Benchmark #1; Deciding we will scale down a giraffe. In this benchmark, we decided that we will scale down a twenty food giraffe to two feet. We told our teacher that we will scale it down by one tenth. We also had to chose how we will present this. We chose to present it on a black poster board and we would make the to scale giraffe with push-pins and connect them with yarn.

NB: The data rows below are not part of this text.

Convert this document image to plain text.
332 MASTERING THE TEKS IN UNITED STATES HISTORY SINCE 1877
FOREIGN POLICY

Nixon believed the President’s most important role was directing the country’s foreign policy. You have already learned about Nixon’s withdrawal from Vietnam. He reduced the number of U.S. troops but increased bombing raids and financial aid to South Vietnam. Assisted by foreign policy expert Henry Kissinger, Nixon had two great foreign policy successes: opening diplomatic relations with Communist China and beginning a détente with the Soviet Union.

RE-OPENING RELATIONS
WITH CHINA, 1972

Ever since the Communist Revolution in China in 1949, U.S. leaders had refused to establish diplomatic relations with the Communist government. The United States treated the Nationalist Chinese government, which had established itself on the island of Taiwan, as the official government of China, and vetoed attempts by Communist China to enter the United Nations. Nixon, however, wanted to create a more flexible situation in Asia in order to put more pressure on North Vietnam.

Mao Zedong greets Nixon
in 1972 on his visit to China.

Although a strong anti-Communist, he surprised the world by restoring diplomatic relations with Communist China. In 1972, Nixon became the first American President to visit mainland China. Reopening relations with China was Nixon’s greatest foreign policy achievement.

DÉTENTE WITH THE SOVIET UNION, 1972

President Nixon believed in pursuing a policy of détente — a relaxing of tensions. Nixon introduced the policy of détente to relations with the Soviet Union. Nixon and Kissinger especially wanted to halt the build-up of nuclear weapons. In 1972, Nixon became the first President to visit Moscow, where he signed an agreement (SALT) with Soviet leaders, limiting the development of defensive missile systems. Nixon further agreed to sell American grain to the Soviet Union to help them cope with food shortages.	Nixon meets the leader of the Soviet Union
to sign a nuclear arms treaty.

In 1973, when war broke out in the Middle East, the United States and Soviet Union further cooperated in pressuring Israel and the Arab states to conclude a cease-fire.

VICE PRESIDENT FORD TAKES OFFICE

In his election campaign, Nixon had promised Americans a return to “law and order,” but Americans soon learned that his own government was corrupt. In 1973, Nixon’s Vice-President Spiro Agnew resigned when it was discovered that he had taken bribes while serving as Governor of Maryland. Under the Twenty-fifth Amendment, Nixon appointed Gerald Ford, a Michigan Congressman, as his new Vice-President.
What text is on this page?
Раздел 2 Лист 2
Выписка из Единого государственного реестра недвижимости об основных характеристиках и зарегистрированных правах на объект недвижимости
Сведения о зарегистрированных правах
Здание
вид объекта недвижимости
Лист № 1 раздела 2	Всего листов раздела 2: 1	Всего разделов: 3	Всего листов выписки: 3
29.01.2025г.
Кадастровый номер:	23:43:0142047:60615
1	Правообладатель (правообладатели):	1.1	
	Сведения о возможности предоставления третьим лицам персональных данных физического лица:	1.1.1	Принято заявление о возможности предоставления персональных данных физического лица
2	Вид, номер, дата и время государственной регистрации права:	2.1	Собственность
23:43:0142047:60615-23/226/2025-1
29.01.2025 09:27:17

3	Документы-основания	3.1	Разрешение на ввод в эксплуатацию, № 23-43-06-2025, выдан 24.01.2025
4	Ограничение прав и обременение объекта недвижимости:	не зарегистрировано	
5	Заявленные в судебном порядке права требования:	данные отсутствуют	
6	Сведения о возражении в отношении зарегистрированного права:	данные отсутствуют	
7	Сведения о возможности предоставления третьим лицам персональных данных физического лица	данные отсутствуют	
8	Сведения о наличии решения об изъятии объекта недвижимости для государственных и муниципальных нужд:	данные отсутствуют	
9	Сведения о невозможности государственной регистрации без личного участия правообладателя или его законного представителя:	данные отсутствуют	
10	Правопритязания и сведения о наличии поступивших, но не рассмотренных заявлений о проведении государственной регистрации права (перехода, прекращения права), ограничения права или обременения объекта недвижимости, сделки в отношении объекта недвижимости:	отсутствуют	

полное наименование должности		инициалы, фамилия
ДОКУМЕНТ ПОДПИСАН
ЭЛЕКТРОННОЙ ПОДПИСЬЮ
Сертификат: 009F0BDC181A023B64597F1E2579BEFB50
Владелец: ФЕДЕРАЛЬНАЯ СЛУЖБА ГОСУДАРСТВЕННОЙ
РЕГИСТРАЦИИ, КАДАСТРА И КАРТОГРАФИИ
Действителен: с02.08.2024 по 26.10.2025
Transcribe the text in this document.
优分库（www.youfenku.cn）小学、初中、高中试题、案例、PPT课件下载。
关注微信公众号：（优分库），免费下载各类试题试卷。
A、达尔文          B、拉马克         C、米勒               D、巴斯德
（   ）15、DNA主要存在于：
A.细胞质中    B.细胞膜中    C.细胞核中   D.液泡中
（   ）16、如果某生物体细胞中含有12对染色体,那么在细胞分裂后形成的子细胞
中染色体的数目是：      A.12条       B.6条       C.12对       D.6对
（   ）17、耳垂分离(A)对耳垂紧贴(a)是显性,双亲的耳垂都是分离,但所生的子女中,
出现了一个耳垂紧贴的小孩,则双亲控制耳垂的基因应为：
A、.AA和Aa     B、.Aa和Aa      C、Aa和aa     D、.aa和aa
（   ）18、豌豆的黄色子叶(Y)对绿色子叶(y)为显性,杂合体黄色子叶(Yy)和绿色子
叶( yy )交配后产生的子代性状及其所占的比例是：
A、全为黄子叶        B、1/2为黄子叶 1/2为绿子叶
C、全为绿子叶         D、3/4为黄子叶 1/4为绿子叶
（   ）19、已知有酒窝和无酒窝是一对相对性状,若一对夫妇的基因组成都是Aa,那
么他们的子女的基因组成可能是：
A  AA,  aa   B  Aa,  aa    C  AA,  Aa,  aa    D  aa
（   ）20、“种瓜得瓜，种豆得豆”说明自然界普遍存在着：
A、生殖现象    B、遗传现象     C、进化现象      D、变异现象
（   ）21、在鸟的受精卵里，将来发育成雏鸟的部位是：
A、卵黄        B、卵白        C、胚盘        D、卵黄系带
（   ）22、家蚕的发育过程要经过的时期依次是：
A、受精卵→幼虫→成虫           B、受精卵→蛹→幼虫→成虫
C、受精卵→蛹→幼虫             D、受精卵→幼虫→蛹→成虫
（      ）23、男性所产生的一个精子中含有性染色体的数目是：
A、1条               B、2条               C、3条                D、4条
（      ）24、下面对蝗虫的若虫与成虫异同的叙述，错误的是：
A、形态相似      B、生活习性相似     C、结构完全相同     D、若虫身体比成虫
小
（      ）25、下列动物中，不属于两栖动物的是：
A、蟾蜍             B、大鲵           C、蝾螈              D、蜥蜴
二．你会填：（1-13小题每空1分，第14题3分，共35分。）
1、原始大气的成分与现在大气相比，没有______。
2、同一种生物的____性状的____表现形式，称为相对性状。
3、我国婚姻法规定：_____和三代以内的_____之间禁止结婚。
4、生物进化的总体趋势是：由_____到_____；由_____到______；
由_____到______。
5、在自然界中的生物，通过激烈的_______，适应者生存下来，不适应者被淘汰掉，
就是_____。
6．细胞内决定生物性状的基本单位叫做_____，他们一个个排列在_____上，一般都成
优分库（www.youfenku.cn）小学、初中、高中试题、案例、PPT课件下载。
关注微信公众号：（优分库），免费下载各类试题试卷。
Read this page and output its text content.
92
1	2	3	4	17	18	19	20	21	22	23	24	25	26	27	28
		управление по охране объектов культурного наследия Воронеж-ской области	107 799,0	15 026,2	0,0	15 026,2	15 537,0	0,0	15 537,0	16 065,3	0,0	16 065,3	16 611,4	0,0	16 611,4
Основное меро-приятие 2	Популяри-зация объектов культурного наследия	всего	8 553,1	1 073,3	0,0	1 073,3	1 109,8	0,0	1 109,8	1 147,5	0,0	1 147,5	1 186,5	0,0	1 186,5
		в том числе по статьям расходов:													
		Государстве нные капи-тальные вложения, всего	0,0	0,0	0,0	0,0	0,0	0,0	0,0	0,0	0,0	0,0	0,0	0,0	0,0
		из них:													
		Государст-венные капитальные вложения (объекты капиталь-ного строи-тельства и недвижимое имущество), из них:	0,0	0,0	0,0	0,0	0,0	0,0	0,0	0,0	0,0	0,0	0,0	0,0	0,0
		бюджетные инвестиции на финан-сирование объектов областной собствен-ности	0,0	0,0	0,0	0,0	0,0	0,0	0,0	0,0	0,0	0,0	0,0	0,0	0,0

Benchmark #2; Figuring out the measurements. In this benchmark, we had to do the math and figure out how to accurately scale down a giraffe from twenty feet to two. First, we had to figure out how long each part of the body was. The whole giraffe is two hundred forty inches. The legs are 96 inches, the body is 36 inches, the neck is 96 inches, and the head is 12 inches. We multiplied each number by 1/10 to get the size of the smaller giraffe. After we did that we got all our measurements; the whole giraffe is now 24 inches, legs are now 9.6 inches, body is 3.6 inches, neck is 9.6 inches, and the head is now 1.2 inches. As reference, the picture to the left is our actual math that we turned in. Benchmark #3; Final Draft. In this benchmark, we had to create our actual two foot giraffe. We started by drawing it out onto the poster board. After we drew all the body parts to scale, we used almost one hundred push-pins to outline the drawing. Then, we used yarn to connect them and finish our final exhibition draft. The picture down below is our final draft.
Reflection
During this project I faced many successes and challenges. I faced challenges in areas such as deciding what to scale, what factor to scale it to, how to make it look professional and more. One challenge that really stuck out to was figuring out how to create our final draft. To not run into this challenge, I think I could have thought the idea thoroughly at the very beginning of the project. First, we wanted to just draw our giraffe onto a poster board, but we didn't think it was professional enough. It took us multiple drafts to come up with our final idea, but we got there and I am proud for over coming that challenge. One success that I had was the math behind it. I felt very proud when we accomplished the math and it was all correct. The Habits of a Mathematician came in handy for this project. I feel like I used "Collaborate and Listen" and "Be Confident, Patient, and Persistent". My partner and I had to collaborate and consider each others ideas to make many final decisions on our piece. I feel like I was confident, patient, and persistent during this project for a few reasons. I believe this because we had many drafts of our project, and it took lots of time to feel confident with the piece that we turned in. This project taught me math skills and skills that I will use in next projects. My number one take away skill is to never give up.I realized that no matter how difficult a project gets you can always keep trying and make it better. I thought that we could not make our final draft look professional enough, but with endless amounts of effort it was possible. I will definitely use this skill in my next project because I now know that my project can always be improved if I do not love it.